Correction: Egypt-Economy story

Correction: Egypt-Economy story

Associated Press

CAIRO (AP) -- In an April 16 story about Egypt's economy and request for an IMF loan, The Associated Press misspelled the last name of an economic expert. The correct spelling is Halime, not Haline.

A corrected version of the story is below:

IMF leaves Egypt after hearing from opposition

IMF team leaves Egypt without broad backing from opposition for government's economic plan


Associated Press

CAIRO (AP) -- A team from the International Monetary Fund left Egypt without getting broad backing from the opposition for a government economic plan aimed at getting a key $4.8 billion loan, political blocs said Tuesday.

Egypt's main factions say they agree in principle on the need for the loan, seen as a lifeline for the country's battered economy, but there are concerns over unrest if painful austerity measures linked to it are not backed by political consensus.

The IMF said in a statement that its delegation met with a range of political figures and Cabinet officials during the nearly two week-long visit that ended late Monday. In previous, shorter trips, the IMF has only focused on meeting with government officials.

The country's political polarization has further delayed reaching agreement around the deal.

Finance Minister El-Morsi Hegazi, who will meet with officials in Washington D.C. this weekend for annual IMF and World Bank meetings, said the government's meetings with the international lender were "fruitful."

But opposition groups including liberals, socialists and ultraconservative Islamists said the government was not being transparent about economic measures that it said could hurt Egypt's poor. They also accused the IMF of trying to curry support for President Mohammed Morsi's reform program.

Egypt's economy has been hard hit by the two years of turmoil that followed the ouster of longtime President Hosni Mubarak. The government is confident that the $4.8 billion IMF loan would not only cover part of its huge deficit, but also signal to investors that Egypt is again a safe bet after two years of turmoil that started with the 2011 uprising that unseated longtime President Hosni Mubarak.

Most in Egypt appear to agree that the country needs the IMF loan to unlock around $15 billion of aid and investment. It would help prop-up foreign reserves that were at $13.4 billion last month, down more than two-thirds of what they were prior to the uprising.

But in Egypt, where half of the country's 85 million people live at or below the poverty line of $2 a day and rely on government subsidies of wheat and fuel for survival, many are balking at the measures that might be necessary to secure the loan.
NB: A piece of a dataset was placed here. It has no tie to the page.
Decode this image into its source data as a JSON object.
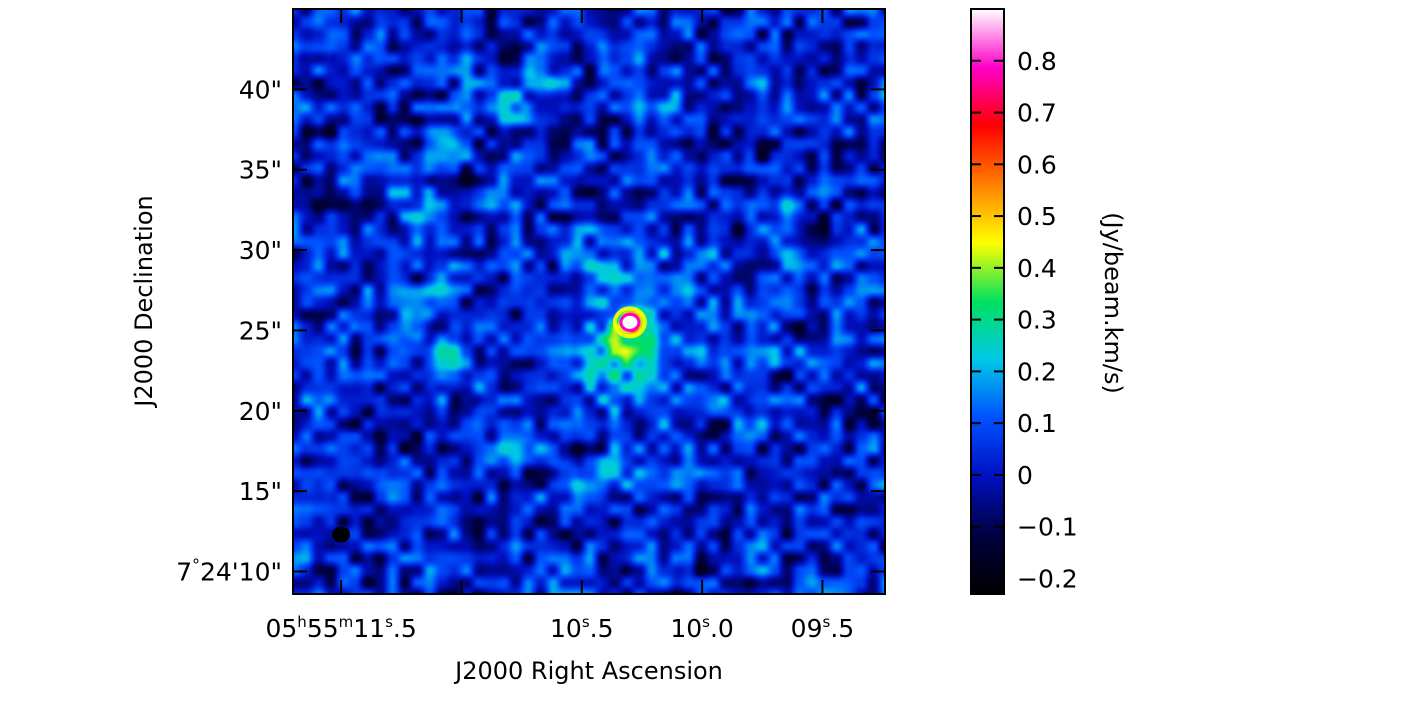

The opposition as well as bankers say measures by Egypt's central bank to regulate the devaluation of the local currency are linked to IMF conditions. The pound has lost 11 percent of its value against the U.S. dollar since early December, sparking concerns of wider inflation.

Opposition spokesmen from several groups said that they could not approve the plan because neither the government nor the IMF would fully disclose its details.

The Nour Party, an ultraconservative Islamist group that is the second-largest force in parliament behind Morsi's Muslim Brotherhood, said that the government has not made clear how it plans to spend the money, and criticized the IMF for "interfering" in Egypt's internal affairs.

"It is our right to know what the international requirements are that will be imposed on the country, which is requesting a loan, and if all countries requesting loans also face such meddling in so many details," the party said in a statement after the meeting.

The Congress Party of former presidential candidate and Arab League chief Amr Moussa also had reservations.

"They should have talked to people about what steps they are taking to get this loan ... and consult and ask for advice," said spokesman Ahmed Kamel, adding that the money should not be used "to put out (budgetary) fires."

Mohammed Gouda, a member of the Muslim Brotherhood's economic committee, dismissed the complaints and said discussion of reforms is taking place in parliament.

"But how can the government announce plans that are still being discussed and hashed out?" he said. "The plans change daily and publicizing them will create confusion."

An IMF official contacted for response referred The Associated Press to the lender's statement, which said that the "mission made progress" during its meetings.

"All sides concurred on the need to protect the vulnerable sectors of society when implementing reform measure," the statement said.

The IMF said the government intends to take "further actions" that tackle the country's fiscal deficit, specifically mentioning austerity measures that have begun to take shape targeting energy subsidies.

Meanwhile, a new government study Tuesday found that unemployment reached 12.7 percent last year, up from 12 percent in 2011. The budget deficit is expected to widen by more than $1.7 billion to reach $28.6 billion, according to state-run media.

Egypt has a long history of unrest over planned or implemented economic reforms perceived to hit the poor, notably the 1977 Bread Riots. Many Egyptians also feel that, with parliamentary elections scheduled for some time later this year, the president's party may be reluctant to push forward with painful subsidy cuts that may hurt them at the polls.

Expert Farah Halime, of the Rebel Economy blog, says the IMF wants reforms to appear as part of a homegrown plan.

"According to (my) meetings with IMF representatives and EU reps that work closely with IMF, the bottom line is there must be a political consensus," she said.